Cloutier – who has hauled everything from coconuts to concrete, and now does week-long stints in Massachusetts for Wal-Mart – says trucking is “a tough life, but a nice life.”

The Telegraph caught up with Cloutier while he was on the road in Massachusetts. Here are excerpts from the interview:

Q: What are some perks of being on the road?
A: Basically, you’re almost like your own boss. You can control your day. You know what you have to do, where you have to be, and you can control it without someone looking over your shoulder . . . I get up, shower, get coffee, start the day with a bowl of cereal, banana and milk. Maybe a couple of hard-boiled eggs. I’m on a low-carb diet.

Q: What’s the sleeper truck like?
A: I’m six foot three. The truck I’m in, I can stand up and not touch the ceiling. I have AC, a fridge, TV, all the comforts of home. I don’t have a restroom facility . . . It gets a little cramped when you have all your stuff in here, but over the years, the equipment’s gotten better. Wal-Mart has excellent equipment.

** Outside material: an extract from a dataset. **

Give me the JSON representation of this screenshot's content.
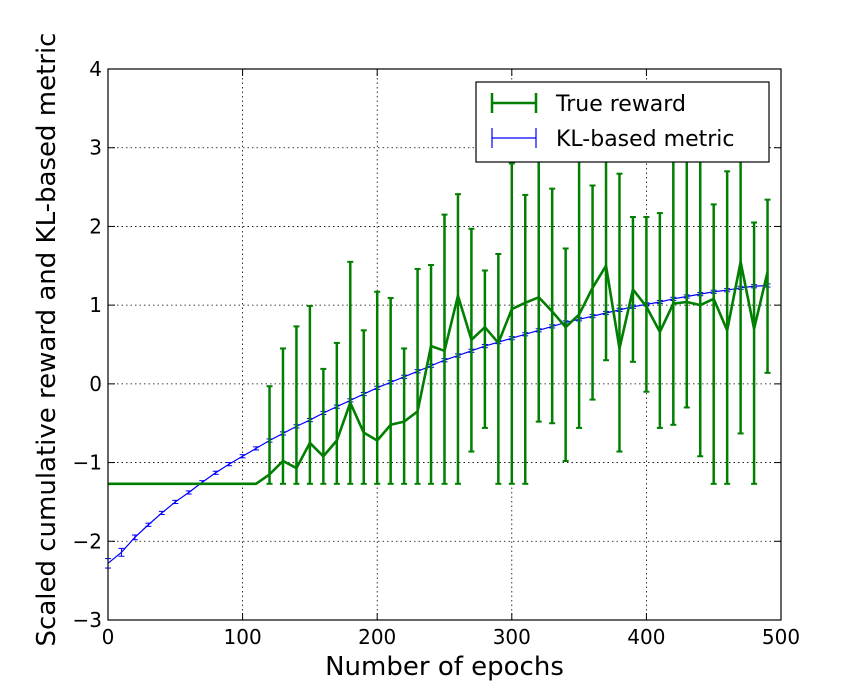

Q: Does the road ever get lonely?
A: I’ve gotten to know a lot of people at where I stop. And now, with the cell phone, I’m in constant contact with my daughter in California, and my folks in Florida. Usually, by end of the day, I’m pretty tired . . . I’m used to this. I think I have a pretty good relationship with my wife. She’s put up with it for 30 years. Her father was a truck driver.

Q: Do you travel an average number of miles per day?
A: I don’t do a lot of miles in a day because of the type of run I’m on. But over the course of 34 years, I’ve done 3 million safe miles . . . You keep track in the back of your mind.

Q: What’s the worst intersection you’ve encountered?
A: My route through Boston is the Ted Williams Tunnel, the Mass Pike. I should say there are no real bad routes. It’s just that with the traffic and construction, it’s a challenge.

Q: What’s it like to drive one of the rigs in a city?
A: (Laughs). It’s crazy. Let’s face it: you have to be very, very careful. You have to have eyes all around your head. You just have to be cautious. The one thing you can’t do is rush. You can follow the traffic, but you can’t get out there and speed. You have to be defensive all the time.

Q: You must have seen some crazy things on the road for all these years?
A: (Laughs). There’s stuff I could never tell you about . . . Years ago, when I worked for myself, my wife and son went to Florida with me in the truck . . . Years after that, when my daughter was small, she got in the sleeper on a trip. She read her books, played with dolls. That always made you feel pretty good, to spend time with the family when otherwise, you’re gone all the time.

Q: What’s been your favorite place to drive through?
A: I used to like running through the Carolinas and down into Florida. It’s nice country, nice people.

Q: Are New England drivers different from other places?
A: Yeah, there’s definitely a difference. New England, New York and New Jersey versus down South? Everyone’s in a bigger hurry up here.

Q: How are you feeling about the nationals?
A: I’m excited. I’m going to be competing against 50 other drivers from my class. You get to meet people, talk to them about their jobs, what they do. It’s pretty cool.

Q: Do you have hopes for this time or do you care where you finish?
A: I care, yes, but I’m going there comfortable.

I’m going there relaxed. I’m not going there figuring I can beat the entire field. I’m just going there to compete and do best I can and hopefully come out on top.